22.2.06

Empresários se reúnem para tratar de responsabilidade social

Na semana passada, em São Paulo, 36 empresas (22 fornecedores e 14 clientes) da cadeia de negócios Belgo-Arcelor Brasil que participam do Programa de Sustentabilidade e Responsabilidade Empresarial (SRE), desde 2004, se reuniram durante1º Seminário de Fornecedores e Clientes Integrantes do SRE para apresentar os projetos que começaram a implementar e trocar experiências na área. Desenvolvido pelo Grupo Belgo-Arcelor Brasil com o apoio da Fundação Belgo-Arcelor Brasil, o SRE busca compartilhar práticas de sustentabilidade e responsabilidade empresarial com sua cadeia de negócios. Para isso, promove encontros trimestrais e ainda apóia, por meio de acompanhamento sistemático realizado por consultoria especializada, a implementação dessas práticas nas empresas participantes.
"Ainda não conhecia um programa nessa linha, estruturado dessa forma, com tanta exposição e troca de práticas", comenta Raquel Grassi, coordenadora do Núcleo Andrade Gutierrez de Responsabilidade e Sustentabilidade Corporativa da Fundação Dom Cabral, que participou do seminário. Segundo ela, o que chama a atenção no SRE é seu foco: "normalmente, o eixo desses programas está na perspectiva comercial e, nesse caso, está na sustentabilidade e na responsabilidade empresarial".

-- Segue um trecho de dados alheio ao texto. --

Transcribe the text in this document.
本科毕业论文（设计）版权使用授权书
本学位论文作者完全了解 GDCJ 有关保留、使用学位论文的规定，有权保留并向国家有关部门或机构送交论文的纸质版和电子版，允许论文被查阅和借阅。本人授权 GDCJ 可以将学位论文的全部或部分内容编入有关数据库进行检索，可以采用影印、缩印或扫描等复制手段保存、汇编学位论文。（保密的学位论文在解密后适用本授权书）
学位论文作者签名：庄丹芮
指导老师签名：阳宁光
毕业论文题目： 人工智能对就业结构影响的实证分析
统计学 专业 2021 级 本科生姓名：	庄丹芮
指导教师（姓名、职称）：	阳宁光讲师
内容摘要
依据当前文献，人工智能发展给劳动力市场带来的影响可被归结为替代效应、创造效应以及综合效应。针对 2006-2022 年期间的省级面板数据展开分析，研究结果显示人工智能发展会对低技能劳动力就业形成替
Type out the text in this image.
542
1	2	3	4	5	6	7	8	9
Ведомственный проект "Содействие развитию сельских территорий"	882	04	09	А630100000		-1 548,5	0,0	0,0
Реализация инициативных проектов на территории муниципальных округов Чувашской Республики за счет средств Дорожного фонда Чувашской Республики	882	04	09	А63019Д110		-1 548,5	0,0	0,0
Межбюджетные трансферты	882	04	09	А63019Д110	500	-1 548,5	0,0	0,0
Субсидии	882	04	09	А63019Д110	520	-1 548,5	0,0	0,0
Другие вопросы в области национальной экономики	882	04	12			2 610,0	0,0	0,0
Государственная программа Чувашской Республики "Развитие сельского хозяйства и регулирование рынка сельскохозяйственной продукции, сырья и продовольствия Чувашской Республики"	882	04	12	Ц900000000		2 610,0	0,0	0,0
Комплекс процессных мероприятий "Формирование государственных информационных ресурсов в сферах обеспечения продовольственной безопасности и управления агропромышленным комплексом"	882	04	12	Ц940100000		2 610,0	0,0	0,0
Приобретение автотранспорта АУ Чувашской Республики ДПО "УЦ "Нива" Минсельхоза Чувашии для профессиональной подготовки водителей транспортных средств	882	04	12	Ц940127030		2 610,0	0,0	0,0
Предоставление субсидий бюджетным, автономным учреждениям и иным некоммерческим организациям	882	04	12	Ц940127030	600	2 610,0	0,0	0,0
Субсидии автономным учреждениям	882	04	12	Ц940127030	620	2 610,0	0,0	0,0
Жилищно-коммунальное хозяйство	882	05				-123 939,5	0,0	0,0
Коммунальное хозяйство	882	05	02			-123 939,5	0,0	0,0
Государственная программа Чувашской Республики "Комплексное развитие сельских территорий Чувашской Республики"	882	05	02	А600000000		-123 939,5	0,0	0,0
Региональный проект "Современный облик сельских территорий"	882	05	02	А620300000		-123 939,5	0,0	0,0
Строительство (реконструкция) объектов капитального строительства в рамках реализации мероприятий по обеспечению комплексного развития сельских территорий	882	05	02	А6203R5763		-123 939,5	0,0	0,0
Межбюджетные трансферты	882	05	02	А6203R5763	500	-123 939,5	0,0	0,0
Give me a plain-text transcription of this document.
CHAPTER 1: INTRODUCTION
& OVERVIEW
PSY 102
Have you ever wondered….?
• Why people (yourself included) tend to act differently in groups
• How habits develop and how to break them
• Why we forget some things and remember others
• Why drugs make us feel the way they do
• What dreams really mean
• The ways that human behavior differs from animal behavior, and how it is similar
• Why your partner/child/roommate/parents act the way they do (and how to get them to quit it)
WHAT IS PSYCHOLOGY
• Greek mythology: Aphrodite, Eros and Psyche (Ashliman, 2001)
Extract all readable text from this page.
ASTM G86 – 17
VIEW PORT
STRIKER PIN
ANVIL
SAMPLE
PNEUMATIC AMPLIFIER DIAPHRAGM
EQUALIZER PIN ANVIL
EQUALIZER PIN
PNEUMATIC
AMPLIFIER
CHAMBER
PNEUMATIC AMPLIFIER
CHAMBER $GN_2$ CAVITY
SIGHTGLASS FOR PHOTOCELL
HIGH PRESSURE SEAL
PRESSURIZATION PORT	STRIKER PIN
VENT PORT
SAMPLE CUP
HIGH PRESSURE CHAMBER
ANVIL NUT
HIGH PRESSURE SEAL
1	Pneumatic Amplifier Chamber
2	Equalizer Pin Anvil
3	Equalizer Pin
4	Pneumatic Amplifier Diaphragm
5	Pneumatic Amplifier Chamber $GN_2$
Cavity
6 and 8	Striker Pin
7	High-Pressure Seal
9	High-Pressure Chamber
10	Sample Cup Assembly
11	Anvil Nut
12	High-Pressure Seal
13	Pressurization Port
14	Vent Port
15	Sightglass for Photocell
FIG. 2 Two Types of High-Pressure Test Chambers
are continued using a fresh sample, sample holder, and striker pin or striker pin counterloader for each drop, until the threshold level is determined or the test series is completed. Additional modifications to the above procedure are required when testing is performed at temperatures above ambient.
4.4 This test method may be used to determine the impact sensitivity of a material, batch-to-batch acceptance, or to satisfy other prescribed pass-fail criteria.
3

Conforme o professor e escritor Mário Sérgio Cortella, que ministrou a palestra "Ética, Indivíduo, Sociedade e Empresa", durante o evento, a ética faz parte de um acordo fundamentado em valores universais, formalizados na Declaração de Direitos Humanos da Organização das Nações Unidas (ONU). Dentre eles, destaca a responsabilidade empresarial, uma vez que "indivíduo, sociedade e empresa estão interligados pela ética". Praticar a ética, em toda e qualquer situação, segundo ele, é uma questão de escolha.
Essas 36 empresas da cadeia de negócios Belgo-Arcelor Brasil que participam do Programa de Sustentabilidade e Responsabilidade Empresarial desde 2004 já fizeram sua escolha. Saíram na frente e estão implementando ações de responsabilidade empresarial. Em sua palestra, proferida durante o1º Seminário de Fornecedores e Clientes do Programa SRE, realizado em São Paulo, Cortella afirmava que "cada um de nós está sempre submetido ao dilema da ética" que define como "a capacidade de proteger a integridade", seja individual, de um grupo, uma empresa ou uma nação.
Na prática, exemplifica o que ocorreu alguns anos atrás com fábricas de calçados da região de Franca (SP). A Europa deixou de comprar seus produtos por essas empresas estarem usando trabalho infantil na produção dos calçados. Elas tiveram que se reestruturar e trabalhar sob a ética empresarial para retomar esse mercado.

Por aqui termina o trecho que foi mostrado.